Bozkır estetiği, İskitler aracılığı ile Güney Rusya'ya yerleşmiştir. İskitler göçebe yaşam biçimleri nedeniyle, resim, heykel ve kabartmacılık gibi sanat alanlarına yabancı kalmışlardır. Bütün lüksleri elbise, kuyumculuk ve koşum takımları yapmaktan öteye gitmiyordu. Kemer kopçası, kılıç tasması, eyer halkaları, araba süsleri, bayrak direkleri, halılar hep İskitlere özgü bir stilde yapılmıştı. İskitler geyik ve yaban eşeği sürülerini kovalamak, ceylanlarla kurtların kapışmasını izlemekten zevk alarak tüm yaşamlarını at üzerinde geçiriyorlardı. Hayvanlar arası çekişmeler İskit sanatını konu olarak etkilemiş ve hayvan figürleri İskit sanat eserlerinde çokça yer almıştır. İskit sanatında sırf süsleme amacıyla geometrik desenler içinde hayvan biçimleri görülmektedir. Sanatta hayvan biçimlerinin stilize olmasına İskitlerin katkısı büyüktür. Gerçekçi hayvan resimleri İskit süsleme sanatının temelini oluşturmuştur. Uzuvların ve organların ezilmesi, yırtıcı hayvanların diğer canlıları parçalamaları, ayıların pençelerinde kıvranan geyikler sıkça işlenen konular arasında yer almıştır. Yukarı Volga ormanlık bölgesine doğru ilerleyen İskit bozkır sanatı Fin-Uygur kaynaklı olan, Kazan civarındaki Anonin uygarlığını etkilemiştir. Bu bölgede yapılan kazılarda İskit izleri taşıyan hayvan figürlerine çokça rastlanmıştır. Orta Sibirya bölgelerine kadar İskit bozkır sanatının etkileri yayılmıştır. İskit sanatı çok yaygınlık kazanmış ama, dağılırken de zayıflamıştır. Sibirya ormanlarında bu devirden örnekler bulunmuştur.

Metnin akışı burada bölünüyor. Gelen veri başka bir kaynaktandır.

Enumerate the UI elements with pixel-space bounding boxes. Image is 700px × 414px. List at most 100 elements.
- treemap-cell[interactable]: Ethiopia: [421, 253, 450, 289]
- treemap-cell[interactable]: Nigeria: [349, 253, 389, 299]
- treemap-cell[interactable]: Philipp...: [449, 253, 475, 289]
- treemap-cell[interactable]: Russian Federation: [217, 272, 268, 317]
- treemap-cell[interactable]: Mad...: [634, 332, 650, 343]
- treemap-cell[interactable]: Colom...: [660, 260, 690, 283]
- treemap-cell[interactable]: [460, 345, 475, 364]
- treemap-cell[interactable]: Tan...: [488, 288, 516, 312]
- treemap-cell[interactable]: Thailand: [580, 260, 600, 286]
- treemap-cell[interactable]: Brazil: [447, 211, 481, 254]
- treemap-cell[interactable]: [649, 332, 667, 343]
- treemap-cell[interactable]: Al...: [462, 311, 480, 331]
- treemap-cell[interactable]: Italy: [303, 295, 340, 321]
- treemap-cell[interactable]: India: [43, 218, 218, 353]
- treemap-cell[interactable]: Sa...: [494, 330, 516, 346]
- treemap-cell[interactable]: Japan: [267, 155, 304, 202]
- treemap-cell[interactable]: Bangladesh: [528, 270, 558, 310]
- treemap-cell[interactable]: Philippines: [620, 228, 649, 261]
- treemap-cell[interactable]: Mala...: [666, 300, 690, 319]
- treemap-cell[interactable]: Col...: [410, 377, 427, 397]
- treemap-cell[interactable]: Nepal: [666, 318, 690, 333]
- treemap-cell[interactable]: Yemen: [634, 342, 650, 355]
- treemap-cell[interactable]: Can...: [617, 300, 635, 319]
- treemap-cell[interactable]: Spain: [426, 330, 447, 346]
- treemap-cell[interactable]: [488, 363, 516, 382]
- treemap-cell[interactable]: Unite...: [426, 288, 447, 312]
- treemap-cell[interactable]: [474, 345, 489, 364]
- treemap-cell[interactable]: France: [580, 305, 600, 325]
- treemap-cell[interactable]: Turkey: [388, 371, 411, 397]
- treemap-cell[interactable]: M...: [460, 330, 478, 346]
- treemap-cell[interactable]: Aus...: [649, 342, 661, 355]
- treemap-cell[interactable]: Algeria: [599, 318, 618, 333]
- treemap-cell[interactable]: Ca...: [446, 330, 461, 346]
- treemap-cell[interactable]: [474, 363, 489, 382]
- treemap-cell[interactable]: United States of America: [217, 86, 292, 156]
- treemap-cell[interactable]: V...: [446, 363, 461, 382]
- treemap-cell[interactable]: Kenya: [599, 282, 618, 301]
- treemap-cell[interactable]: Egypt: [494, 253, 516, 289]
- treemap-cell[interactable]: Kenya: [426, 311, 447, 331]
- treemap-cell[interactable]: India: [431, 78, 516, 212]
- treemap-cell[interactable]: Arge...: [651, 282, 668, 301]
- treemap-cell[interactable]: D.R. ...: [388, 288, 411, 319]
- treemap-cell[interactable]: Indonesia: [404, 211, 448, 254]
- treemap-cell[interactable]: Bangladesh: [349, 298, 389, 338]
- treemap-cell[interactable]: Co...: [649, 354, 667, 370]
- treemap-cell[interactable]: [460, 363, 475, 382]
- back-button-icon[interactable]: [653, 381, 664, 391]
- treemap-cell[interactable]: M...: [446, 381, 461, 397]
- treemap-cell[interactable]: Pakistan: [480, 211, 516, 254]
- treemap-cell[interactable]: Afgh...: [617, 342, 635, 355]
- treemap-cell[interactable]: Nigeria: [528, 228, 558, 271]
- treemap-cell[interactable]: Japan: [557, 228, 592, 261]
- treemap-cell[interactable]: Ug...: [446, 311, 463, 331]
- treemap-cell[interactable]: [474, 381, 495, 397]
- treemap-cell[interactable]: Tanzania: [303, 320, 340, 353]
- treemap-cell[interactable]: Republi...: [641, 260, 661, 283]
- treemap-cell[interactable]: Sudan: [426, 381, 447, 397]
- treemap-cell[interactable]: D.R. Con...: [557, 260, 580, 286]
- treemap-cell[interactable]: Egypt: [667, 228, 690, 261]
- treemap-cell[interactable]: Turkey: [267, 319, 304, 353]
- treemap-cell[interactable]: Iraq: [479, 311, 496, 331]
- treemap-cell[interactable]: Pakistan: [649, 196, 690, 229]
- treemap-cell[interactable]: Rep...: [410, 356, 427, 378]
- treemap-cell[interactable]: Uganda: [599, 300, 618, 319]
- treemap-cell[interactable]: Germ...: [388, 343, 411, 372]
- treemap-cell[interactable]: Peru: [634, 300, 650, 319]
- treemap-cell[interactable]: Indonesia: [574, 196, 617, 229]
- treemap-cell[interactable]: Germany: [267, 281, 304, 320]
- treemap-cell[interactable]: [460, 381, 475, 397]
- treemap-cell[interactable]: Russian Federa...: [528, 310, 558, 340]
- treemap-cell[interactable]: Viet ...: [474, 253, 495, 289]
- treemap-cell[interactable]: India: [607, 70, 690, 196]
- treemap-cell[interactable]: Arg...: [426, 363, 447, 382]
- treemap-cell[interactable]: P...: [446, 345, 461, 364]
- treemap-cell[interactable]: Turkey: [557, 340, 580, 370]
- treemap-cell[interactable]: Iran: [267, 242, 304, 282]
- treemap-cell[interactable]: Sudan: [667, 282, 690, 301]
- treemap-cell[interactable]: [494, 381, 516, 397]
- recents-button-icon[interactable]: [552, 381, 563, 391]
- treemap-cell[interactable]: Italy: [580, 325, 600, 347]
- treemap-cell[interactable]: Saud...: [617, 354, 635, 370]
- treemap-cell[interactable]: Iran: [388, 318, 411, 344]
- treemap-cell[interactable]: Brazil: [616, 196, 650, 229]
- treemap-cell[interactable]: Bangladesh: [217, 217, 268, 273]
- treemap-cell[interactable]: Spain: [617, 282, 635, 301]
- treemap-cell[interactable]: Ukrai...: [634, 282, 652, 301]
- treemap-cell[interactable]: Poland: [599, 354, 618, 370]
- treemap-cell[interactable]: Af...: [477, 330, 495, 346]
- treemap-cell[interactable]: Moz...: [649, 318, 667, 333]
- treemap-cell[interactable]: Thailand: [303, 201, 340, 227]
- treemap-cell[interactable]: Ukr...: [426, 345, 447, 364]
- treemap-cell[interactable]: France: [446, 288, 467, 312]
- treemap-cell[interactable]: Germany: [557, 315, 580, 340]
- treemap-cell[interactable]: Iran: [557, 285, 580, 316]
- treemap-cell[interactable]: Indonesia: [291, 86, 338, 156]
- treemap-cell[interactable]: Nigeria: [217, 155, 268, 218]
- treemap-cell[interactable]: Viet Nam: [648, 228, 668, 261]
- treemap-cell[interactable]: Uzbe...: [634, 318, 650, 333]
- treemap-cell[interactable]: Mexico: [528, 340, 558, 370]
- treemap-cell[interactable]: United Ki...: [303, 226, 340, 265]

M.Ö.III. yüzyılda İskitlerle benzer özellikler gösteren ve Kuzey İran'dan gelen göçebe bir kavim olan Sarmatlar İskitlerin bölgesini ele geçirip İskitleri Batı Avrupa'ya doğru sürmüşlerdir. İskit sanatının M.Ö.III. yüzyılda Sarmat sanatına geçişi Aleksandrapol’daki kazılar aracılığıyla kesinlik kazanmıştır. İskitler külahlı, geniş elbiseli ve natüralist bir hayvan sanatının temsilcileriyken, Sarmatlar konik külah ve zırh etekliği giyen mızraklı süvarilerdi. İskit sanatındaki Batı etkilerine karşı Sarmatlar kesinlikle Doğu etkisine sahip bir sanat geliştirmişlerdi. Sarmatların egemenliğinden sonra bile birkaç yüzyıl İskit sanatı hem Doğu'da, hem de Batı'da etkisini sürdürmüştür.